The Hortatory Subjunctive Defense

First there was President Clinton's defense during the Monica Lewinsky scandal, in which he raised the issue of the meaning of "is." Now we have the "hortatory subjunctive" defense.

General Services Administration chief Lurita Doan appeared Wednesday before the House Oversight and Government Reform Committee to testify about comments she made to federal investigators, who ruled last month that she violated a law that limits political activity in government. One contentious issue had to do with a comment she made to investigators regarding GSA employees, who had testified that Doan asked at a meeting of GSA political appointees how the agency could help Republican candidates. Investigators included in their report last month that Doan claimed the GSA employees who testified she asked that did so because they were biased and poor performers who needed "extensive rehabilitation."

In trying to explain those comments, Doan testified Wednesday that she struggles with verb tense as well as personal pronouns. She also said she was using a "hortatory subjunctive" when she made those comments and that she was in the area of conjecture and supposition.

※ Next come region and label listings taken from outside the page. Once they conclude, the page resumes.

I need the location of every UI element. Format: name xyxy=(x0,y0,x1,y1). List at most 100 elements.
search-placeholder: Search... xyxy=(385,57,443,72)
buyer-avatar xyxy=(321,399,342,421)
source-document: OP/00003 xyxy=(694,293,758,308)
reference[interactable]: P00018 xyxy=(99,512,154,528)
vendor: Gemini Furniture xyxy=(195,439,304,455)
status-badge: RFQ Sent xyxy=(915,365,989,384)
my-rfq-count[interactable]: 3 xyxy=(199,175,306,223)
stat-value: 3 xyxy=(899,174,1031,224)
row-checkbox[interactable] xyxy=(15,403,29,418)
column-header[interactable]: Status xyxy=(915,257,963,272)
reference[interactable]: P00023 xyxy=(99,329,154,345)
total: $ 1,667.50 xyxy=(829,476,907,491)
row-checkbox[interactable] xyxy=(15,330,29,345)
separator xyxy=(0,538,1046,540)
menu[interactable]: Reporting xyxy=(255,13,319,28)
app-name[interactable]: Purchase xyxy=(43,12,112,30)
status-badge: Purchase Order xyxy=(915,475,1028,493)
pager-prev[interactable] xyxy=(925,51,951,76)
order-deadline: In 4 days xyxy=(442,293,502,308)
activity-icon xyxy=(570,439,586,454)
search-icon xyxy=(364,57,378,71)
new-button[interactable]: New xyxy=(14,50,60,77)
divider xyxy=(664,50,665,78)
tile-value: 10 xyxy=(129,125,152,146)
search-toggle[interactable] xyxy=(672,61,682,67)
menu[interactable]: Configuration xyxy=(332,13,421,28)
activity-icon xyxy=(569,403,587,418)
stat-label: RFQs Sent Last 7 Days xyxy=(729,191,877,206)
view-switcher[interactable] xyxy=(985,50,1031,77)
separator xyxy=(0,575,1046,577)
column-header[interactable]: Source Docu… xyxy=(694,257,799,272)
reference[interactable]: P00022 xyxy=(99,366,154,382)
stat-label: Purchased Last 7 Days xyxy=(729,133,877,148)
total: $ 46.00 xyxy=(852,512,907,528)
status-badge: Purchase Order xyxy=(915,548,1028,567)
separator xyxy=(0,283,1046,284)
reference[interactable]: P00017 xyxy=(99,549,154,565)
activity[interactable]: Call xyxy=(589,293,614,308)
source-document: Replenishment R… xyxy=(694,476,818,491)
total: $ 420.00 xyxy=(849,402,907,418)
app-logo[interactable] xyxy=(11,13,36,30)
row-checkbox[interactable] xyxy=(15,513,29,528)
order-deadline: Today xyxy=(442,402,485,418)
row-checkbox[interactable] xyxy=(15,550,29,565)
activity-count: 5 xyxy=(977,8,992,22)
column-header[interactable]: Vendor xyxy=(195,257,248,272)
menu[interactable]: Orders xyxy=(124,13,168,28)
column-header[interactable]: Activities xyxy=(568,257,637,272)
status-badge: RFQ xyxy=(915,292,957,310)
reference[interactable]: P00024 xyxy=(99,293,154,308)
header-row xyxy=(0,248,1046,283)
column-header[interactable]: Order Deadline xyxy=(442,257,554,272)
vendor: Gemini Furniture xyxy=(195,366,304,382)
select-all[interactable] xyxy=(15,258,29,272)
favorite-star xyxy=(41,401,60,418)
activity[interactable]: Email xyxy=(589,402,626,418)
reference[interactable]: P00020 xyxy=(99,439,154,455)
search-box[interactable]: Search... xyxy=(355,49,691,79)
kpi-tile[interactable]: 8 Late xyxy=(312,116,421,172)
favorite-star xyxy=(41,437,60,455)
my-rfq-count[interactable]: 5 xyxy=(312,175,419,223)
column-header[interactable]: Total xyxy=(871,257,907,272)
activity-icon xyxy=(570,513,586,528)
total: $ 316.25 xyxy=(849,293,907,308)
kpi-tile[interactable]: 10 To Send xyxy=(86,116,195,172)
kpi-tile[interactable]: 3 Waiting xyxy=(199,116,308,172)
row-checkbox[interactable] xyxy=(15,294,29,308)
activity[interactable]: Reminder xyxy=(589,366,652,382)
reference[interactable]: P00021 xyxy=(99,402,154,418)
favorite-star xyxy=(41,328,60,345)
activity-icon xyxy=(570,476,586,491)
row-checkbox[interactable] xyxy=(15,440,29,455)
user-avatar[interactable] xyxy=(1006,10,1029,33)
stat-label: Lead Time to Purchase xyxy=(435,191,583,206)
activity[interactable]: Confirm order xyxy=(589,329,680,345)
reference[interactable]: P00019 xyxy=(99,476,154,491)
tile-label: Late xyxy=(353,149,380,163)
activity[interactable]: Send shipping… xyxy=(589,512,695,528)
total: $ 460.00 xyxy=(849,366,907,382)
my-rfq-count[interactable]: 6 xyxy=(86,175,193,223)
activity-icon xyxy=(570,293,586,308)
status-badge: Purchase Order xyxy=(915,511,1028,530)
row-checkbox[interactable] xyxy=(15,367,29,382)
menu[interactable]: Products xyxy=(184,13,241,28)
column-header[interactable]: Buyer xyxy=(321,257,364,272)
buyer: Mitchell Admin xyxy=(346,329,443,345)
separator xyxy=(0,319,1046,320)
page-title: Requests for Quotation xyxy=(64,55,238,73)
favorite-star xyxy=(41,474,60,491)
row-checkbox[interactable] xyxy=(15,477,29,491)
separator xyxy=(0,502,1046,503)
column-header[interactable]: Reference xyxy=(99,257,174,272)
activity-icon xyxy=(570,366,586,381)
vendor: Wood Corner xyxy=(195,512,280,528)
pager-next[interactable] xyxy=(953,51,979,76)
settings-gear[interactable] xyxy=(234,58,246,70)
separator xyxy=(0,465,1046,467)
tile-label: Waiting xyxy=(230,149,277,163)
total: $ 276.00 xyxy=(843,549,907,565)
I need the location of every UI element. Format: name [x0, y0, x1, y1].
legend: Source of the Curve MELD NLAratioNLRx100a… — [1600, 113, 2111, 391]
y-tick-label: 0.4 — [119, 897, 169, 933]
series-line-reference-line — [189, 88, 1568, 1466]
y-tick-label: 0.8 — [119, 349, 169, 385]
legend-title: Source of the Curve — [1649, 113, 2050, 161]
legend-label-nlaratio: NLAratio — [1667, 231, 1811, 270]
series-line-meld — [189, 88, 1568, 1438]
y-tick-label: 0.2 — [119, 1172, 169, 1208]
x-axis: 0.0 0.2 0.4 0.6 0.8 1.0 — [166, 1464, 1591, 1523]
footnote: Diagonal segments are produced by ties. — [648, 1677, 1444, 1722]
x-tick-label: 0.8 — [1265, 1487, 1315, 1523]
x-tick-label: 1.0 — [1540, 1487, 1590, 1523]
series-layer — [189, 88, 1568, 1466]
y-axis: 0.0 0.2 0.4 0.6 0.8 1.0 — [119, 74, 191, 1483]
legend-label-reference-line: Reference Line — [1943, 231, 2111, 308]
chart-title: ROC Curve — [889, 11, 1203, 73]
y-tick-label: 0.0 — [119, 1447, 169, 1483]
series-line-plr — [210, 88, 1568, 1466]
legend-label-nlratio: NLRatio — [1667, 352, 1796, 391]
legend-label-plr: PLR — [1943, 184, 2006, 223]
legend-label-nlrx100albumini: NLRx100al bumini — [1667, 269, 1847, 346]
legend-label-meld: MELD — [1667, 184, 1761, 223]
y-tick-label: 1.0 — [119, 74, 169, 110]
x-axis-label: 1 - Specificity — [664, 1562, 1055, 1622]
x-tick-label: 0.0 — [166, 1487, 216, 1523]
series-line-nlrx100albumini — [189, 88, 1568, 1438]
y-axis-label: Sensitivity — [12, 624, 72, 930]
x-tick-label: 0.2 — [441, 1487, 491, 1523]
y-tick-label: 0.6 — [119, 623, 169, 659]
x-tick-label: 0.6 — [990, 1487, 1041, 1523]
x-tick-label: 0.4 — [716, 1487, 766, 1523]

Doan, who has an English degree from Vassar College (with honors) and a masters in Renaissance literature from the University of Tennessee at Knoxville, told the House Oversight and Government Reform Committee, "Actually, you may notice -- I noticed as I went through the transcript that I have probably some problems sometimes with tense, as well as with personal pronouns. You have to look at what came before. And yes, we were talking about what goes on in a process and how does a performance review process happen."

Rep. John Yarmuth, D-Ky., responded later in the hearing that there are only three tenses (past, present and future). Doan responded that wasn't true. There are in fact other tenses to consider such as present perfective, present progressive and past progressive and in this particular case, the hortatory subjunctive.

The chairman of the panel, Rep. Henry Waxman, D-Calif., responded by saying the following:

Waxman: You've already told us that that future tense sentence didn't mean it because you didn't know future tense or, you know, something about a hortatory something or other. God, I feel like Tony Soprano.

The point is, you neither know or you don't know, about the authority you have. And it looked like, according to a strict reading of those words, that you, in the future, will make your -- use your authority to make sure they don't get the reward, they don't get the bonuses, they don't get whatever benefits they might otherwise get.

Doan: That's incorrect.

Waxman: OK, those words don't mean what they said.

Rep. John Sarbanes, D-Md., whose mother is a Latin teacher, disagreed. He said that her statements about employees not getting promoted were made in the basic "future" tense.

Sarbanes said that the best example of the use of a hortatory subjunctive was when she allegedly said, "How can we help our candidates?" at the conclusion of a presentation given by a deputy of Karl Rove. Doan promptly disagreed.

"The hortatory subjunctive is used when you are exhorting people to do something, which is exactly what that statement was. That was an exhortation in the subjunctive tense," Sarbanes said.